Definition
Steering and pitch instructions generated by a flight director's internal computer that show the pilot, or direct the autopilot, the precise control inputs needed to fly a selected mode such as heading, course, altitude hold, or an instrument approach.
Plain English
These are the 'fly here' instructions worked out by the flight director's computer. It takes the mode you have selected and figures out exactly how much to bank or pitch to achieve it, then displays that as guidance bars on the attitude indicator or sends it straight to the autopilot.
Context Anchor
Seen in flight director and autopilot discussions, especially when command bars or other display cues show what the system wants the airplane to do next.
Derivation
Computed' comes from Latin computare, meaning to calculate or work out. The point here is that the commands are not raw sensor readings — the system has done the math and is telling the pilot or autopilot what to do about it.
Why Pilots Care
Pilots rely on these signals to maintain precise heading and altitude during instrument flight without constant manual calculation.
Grounding Statement
The system compares the airplane’s present flight path with the selected flight path, then turns that difference into guidance for the controls.
Intuition Check
Do not read “commands” as radio instructions from air traffic control.

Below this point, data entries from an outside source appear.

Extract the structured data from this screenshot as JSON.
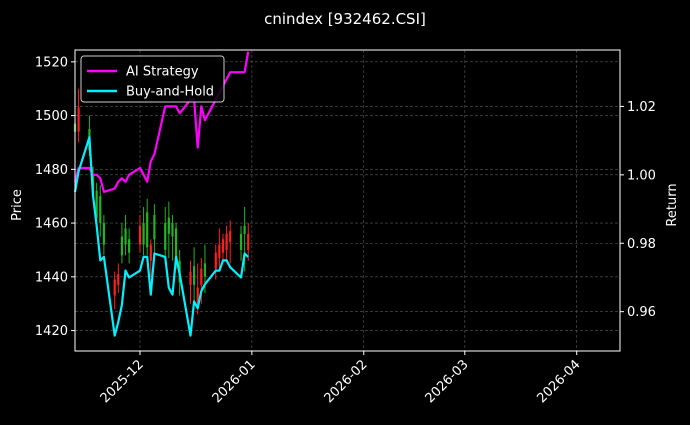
{
  "chart_data": {
    "type": "line",
    "title": "cnindex [932462.CSI]",
    "xlabel": "",
    "ylabel": "Price",
    "y2label": "Return",
    "x_ticks": [
      "2025-12",
      "2026-01",
      "2026-02",
      "2026-03",
      "2026-04"
    ],
    "y_ticks": [
      1420,
      1440,
      1460,
      1480,
      1500,
      1520
    ],
    "y2_ticks": [
      0.96,
      0.98,
      1.0,
      1.02
    ],
    "ylim": [
      1412.4,
      1524.4
    ],
    "y2lim": [
      0.9485,
      1.0365
    ],
    "xlim": [
      "2025-11-13",
      "2026-04-13"
    ],
    "grid": true,
    "legend_position": "top-left",
    "colors": {
      "background": "#000000",
      "grid": "#5a5a5a",
      "up_candle": "#ff2020",
      "down_candle": "#22b422",
      "strategy": "#ff00ff",
      "buy_hold": "#00f0ff"
    },
    "series": [
      {
        "name": "AI Strategy",
        "axis": "right",
        "x": [
          "2025-11-13",
          "2025-11-14",
          "2025-11-17",
          "2025-11-18",
          "2025-11-19",
          "2025-11-20",
          "2025-11-21",
          "2025-11-24",
          "2025-11-25",
          "2025-11-26",
          "2025-11-27",
          "2025-11-28",
          "2025-12-01",
          "2025-12-02",
          "2025-12-03",
          "2025-12-04",
          "2025-12-05",
          "2025-12-08",
          "2025-12-09",
          "2025-12-10",
          "2025-12-11",
          "2025-12-12",
          "2025-12-15",
          "2025-12-16",
          "2025-12-17",
          "2025-12-18",
          "2025-12-19",
          "2025-12-22",
          "2025-12-23",
          "2025-12-24",
          "2025-12-25",
          "2025-12-26",
          "2025-12-29",
          "2025-12-30",
          "2025-12-31"
        ],
        "values": [
          0.998,
          1.002,
          1.002,
          1.0,
          1.0,
          0.999,
          0.995,
          0.996,
          0.998,
          0.999,
          0.998,
          1.0,
          1.002,
          1.0,
          0.998,
          1.004,
          1.006,
          1.02,
          1.02,
          1.02,
          1.02,
          1.018,
          1.022,
          1.022,
          1.008,
          1.02,
          1.016,
          1.022,
          1.024,
          1.026,
          1.028,
          1.03,
          1.03,
          1.03,
          1.036
        ]
      },
      {
        "name": "Buy-and-Hold",
        "axis": "right",
        "x": [
          "2025-11-13",
          "2025-11-14",
          "2025-11-17",
          "2025-11-18",
          "2025-11-19",
          "2025-11-20",
          "2025-11-21",
          "2025-11-24",
          "2025-11-25",
          "2025-11-26",
          "2025-11-27",
          "2025-11-28",
          "2025-12-01",
          "2025-12-02",
          "2025-12-03",
          "2025-12-04",
          "2025-12-05",
          "2025-12-08",
          "2025-12-09",
          "2025-12-10",
          "2025-12-11",
          "2025-12-12",
          "2025-12-15",
          "2025-12-16",
          "2025-12-17",
          "2025-12-18",
          "2025-12-19",
          "2025-12-22",
          "2025-12-23",
          "2025-12-24",
          "2025-12-25",
          "2025-12-26",
          "2025-12-29",
          "2025-12-30",
          "2025-12-31"
        ],
        "values": [
          0.995,
          1.001,
          1.011,
          0.994,
          0.985,
          0.975,
          0.976,
          0.953,
          0.957,
          0.962,
          0.972,
          0.97,
          0.972,
          0.976,
          0.976,
          0.965,
          0.977,
          0.976,
          0.967,
          0.965,
          0.976,
          0.971,
          0.953,
          0.963,
          0.961,
          0.966,
          0.968,
          0.972,
          0.972,
          0.975,
          0.975,
          0.973,
          0.97,
          0.977,
          0.976
        ]
      }
    ],
    "candles": [
      {
        "date": "2025-11-13",
        "open": 1497,
        "close": 1494,
        "low": 1488,
        "high": 1502
      },
      {
        "date": "2025-11-14",
        "open": 1494,
        "close": 1503,
        "low": 1490,
        "high": 1510
      },
      {
        "date": "2025-11-17",
        "open": 1495,
        "close": 1487,
        "low": 1485,
        "high": 1500
      },
      {
        "date": "2025-11-18",
        "open": 1478,
        "close": 1470,
        "low": 1468,
        "high": 1481
      },
      {
        "date": "2025-11-19",
        "open": 1472,
        "close": 1462,
        "low": 1460,
        "high": 1475
      },
      {
        "date": "2025-11-20",
        "open": 1470,
        "close": 1460,
        "low": 1455,
        "high": 1474
      },
      {
        "date": "2025-11-21",
        "open": 1460,
        "close": 1452,
        "low": 1448,
        "high": 1463
      },
      {
        "date": "2025-11-24",
        "open": 1433,
        "close": 1439,
        "low": 1428,
        "high": 1442
      },
      {
        "date": "2025-11-25",
        "open": 1437,
        "close": 1441,
        "low": 1434,
        "high": 1445
      },
      {
        "date": "2025-11-26",
        "open": 1455,
        "close": 1448,
        "low": 1445,
        "high": 1460
      },
      {
        "date": "2025-11-27",
        "open": 1458,
        "close": 1452,
        "low": 1448,
        "high": 1463
      },
      {
        "date": "2025-11-28",
        "open": 1454,
        "close": 1449,
        "low": 1445,
        "high": 1458
      },
      {
        "date": "2025-12-01",
        "open": 1452,
        "close": 1459,
        "low": 1449,
        "high": 1463
      },
      {
        "date": "2025-12-02",
        "open": 1460,
        "close": 1452,
        "low": 1448,
        "high": 1466
      },
      {
        "date": "2025-12-03",
        "open": 1464,
        "close": 1451,
        "low": 1448,
        "high": 1469
      },
      {
        "date": "2025-12-04",
        "open": 1446,
        "close": 1452,
        "low": 1440,
        "high": 1454
      },
      {
        "date": "2025-12-05",
        "open": 1463,
        "close": 1454,
        "low": 1446,
        "high": 1467
      },
      {
        "date": "2025-12-08",
        "open": 1460,
        "close": 1450,
        "low": 1445,
        "high": 1466
      },
      {
        "date": "2025-12-09",
        "open": 1462,
        "close": 1456,
        "low": 1447,
        "high": 1468
      },
      {
        "date": "2025-12-10",
        "open": 1460,
        "close": 1455,
        "low": 1446,
        "high": 1463
      },
      {
        "date": "2025-12-11",
        "open": 1458,
        "close": 1447,
        "low": 1443,
        "high": 1460
      },
      {
        "date": "2025-12-12",
        "open": 1446,
        "close": 1438,
        "low": 1433,
        "high": 1450
      },
      {
        "date": "2025-12-15",
        "open": 1437,
        "close": 1442,
        "low": 1430,
        "high": 1446
      },
      {
        "date": "2025-12-16",
        "open": 1444,
        "close": 1437,
        "low": 1430,
        "high": 1451
      },
      {
        "date": "2025-12-17",
        "open": 1430,
        "close": 1436,
        "low": 1426,
        "high": 1445
      },
      {
        "date": "2025-12-18",
        "open": 1437,
        "close": 1443,
        "low": 1430,
        "high": 1447
      },
      {
        "date": "2025-12-19",
        "open": 1445,
        "close": 1440,
        "low": 1434,
        "high": 1452
      },
      {
        "date": "2025-12-22",
        "open": 1443,
        "close": 1449,
        "low": 1439,
        "high": 1452
      },
      {
        "date": "2025-12-23",
        "open": 1447,
        "close": 1452,
        "low": 1443,
        "high": 1458
      },
      {
        "date": "2025-12-24",
        "open": 1449,
        "close": 1454,
        "low": 1445,
        "high": 1456
      },
      {
        "date": "2025-12-25",
        "open": 1450,
        "close": 1456,
        "low": 1446,
        "high": 1459
      },
      {
        "date": "2025-12-26",
        "open": 1453,
        "close": 1457,
        "low": 1445,
        "high": 1461
      },
      {
        "date": "2025-12-29",
        "open": 1456,
        "close": 1450,
        "low": 1446,
        "high": 1459
      },
      {
        "date": "2025-12-30",
        "open": 1459,
        "close": 1456,
        "low": 1442,
        "high": 1466
      },
      {
        "date": "2025-12-31",
        "open": 1450,
        "close": 1456,
        "low": 1446,
        "high": 1460
      }
    ]
  }
}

Here, computed commands are calculated guidance from the flight director or autopilot system; if the autopilot is engaged, it may follow them, and if not, the pilot may follow them manually.
Example Sentence 1
With the flight director engaged in heading mode, the pilot followed the computed commands by banking right until the command bars centered on the attitude indicator.
Example Sentence 2
With the autopilot engaged, the system tracked the computed commands to maintain the assigned altitude and heading.